Even California’s low-carbon fuel standard gives sugarcane ethanol more of a carbon break when compared to corn ethanol’s footprint, essentially excluding corn ethanol from the picture.

Rastetter told DTN biotechnology gave his company the opportunity to double-crop around Mato Grosso. Also, there is the ability to grow soybeans, corn and cotton without irrigation. It has become more profitable for farmers to double-crop corn and soybeans.

Summit said in its news release the plant will help offset Brazil’s increasing demand for domestic ethanol that cannot be met by existing sugarcane ethanol production.

In addition, the new corn-ethanol plant will introduce high-fiber and high-protein co-products to the region that will serve as high-value feed for the Brazilian livestock industry.

“This is a significant day for renewable fuels, Brazil and Summit Agricultural Group,” Rastetter said in a news release. “Through Summit’s expertise in sustainable agriculture, investment and renewable energy, we will further realize the enormous corn-growing potential of a region that is poised to become a global leader in corn ethanol production.”

Fiagril’s operations throughout Mato Grosso and adjoining Brazilian states include biodiesel production, grain trading, crop production inputs and infrastructure development.

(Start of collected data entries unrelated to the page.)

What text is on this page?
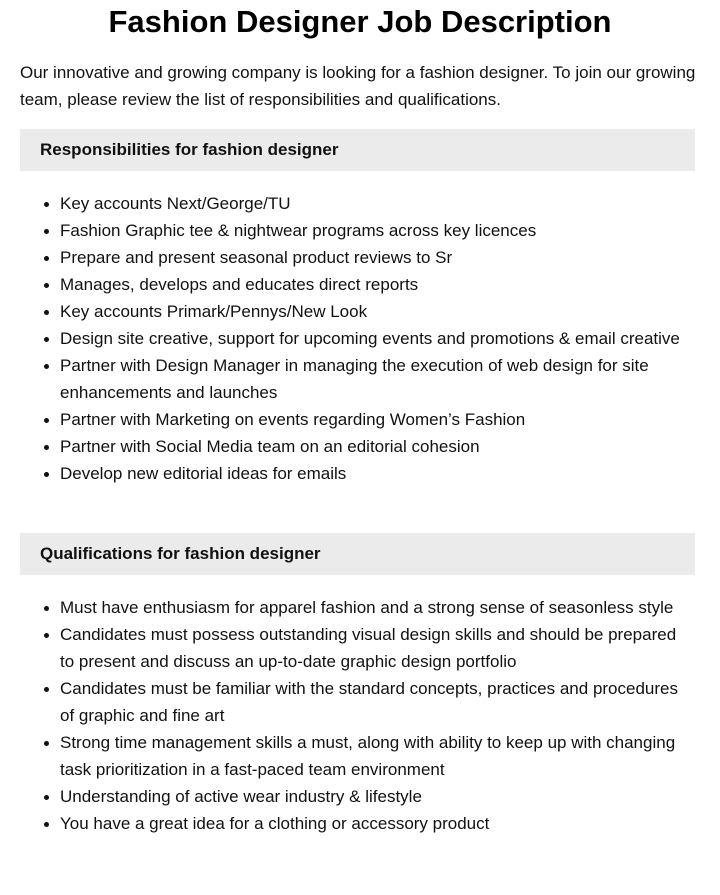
Fashion Designer Job Description

Our innovative and growing company is looking for a fashion designer. To join our growing team, please review the list of responsibilities and qualifications.

Responsibilities for fashion designer
Key accounts Next/George/TU
Fashion Graphic tee & nightwear programs across key licences
Prepare and present seasonal product reviews to Sr
Manages, develops and educates direct reports
Key accounts Primark/Pennys/New Look
Design site creative, support for upcoming events and promotions & email creative
Partner with Design Manager in managing the execution of web design for site enhancements and launches
Partner with Marketing on events regarding Women’s Fashion
Partner with Social Media team on an editorial cohesion
Develop new editorial ideas for emails
Qualifications for fashion designer
Must have enthusiasm for apparel fashion and a strong sense of seasonless style
Candidates must possess outstanding visual design skills and should be prepared to present and discuss an up-to-date graphic design portfolio
Candidates must be familiar with the standard concepts, practices and procedures of graphic and fine art
Strong time management skills a must, along with ability to keep up with changing task prioritization in a fast-paced team environment
Understanding of active wear industry & lifestyle
You have a great idea for a clothing or accessory product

“We are extremely proud of our international collaboration with Summit Agricultural Group on this historic corn-ethanol production facility,” said Marino Franz, founder of Fiagril. “Mato Grosso has set the standards for Brazilian agriculture and business development for years, and thanks to this effort, the region will grow to new heights in the area of renewable fuels.”

The new plant will utilize process technologies from Kansas-based ICM, Inc. Since 1995, ICM has provided engineering, construction and operational services for more than 100 ethanol plants in North America.

Brazil began sugarcane ethanol production in the mid-1970s, according to the news release, and today produces 25% of the world’s ethanol.

Bank of America has estimated that annual ethanol sales in Brazil could reach 13.5 billion gallons in 2022, or two-thirds higher than the 8.1 billion gallons estimated in sugarcane ethanol production in 2016.

Justin Kirchhoff, investment development manager for Summit, said in a news release the introduction of corn-ethanol production in Brazil will generate dividends beyond the fuel pump and highway.

“Mato Grosso will also benefit from corn ethanol co-products such as high-fiber and high-protein feedstocks for the region’s growing beef, pork and poultry industries,” Kirchhoff said.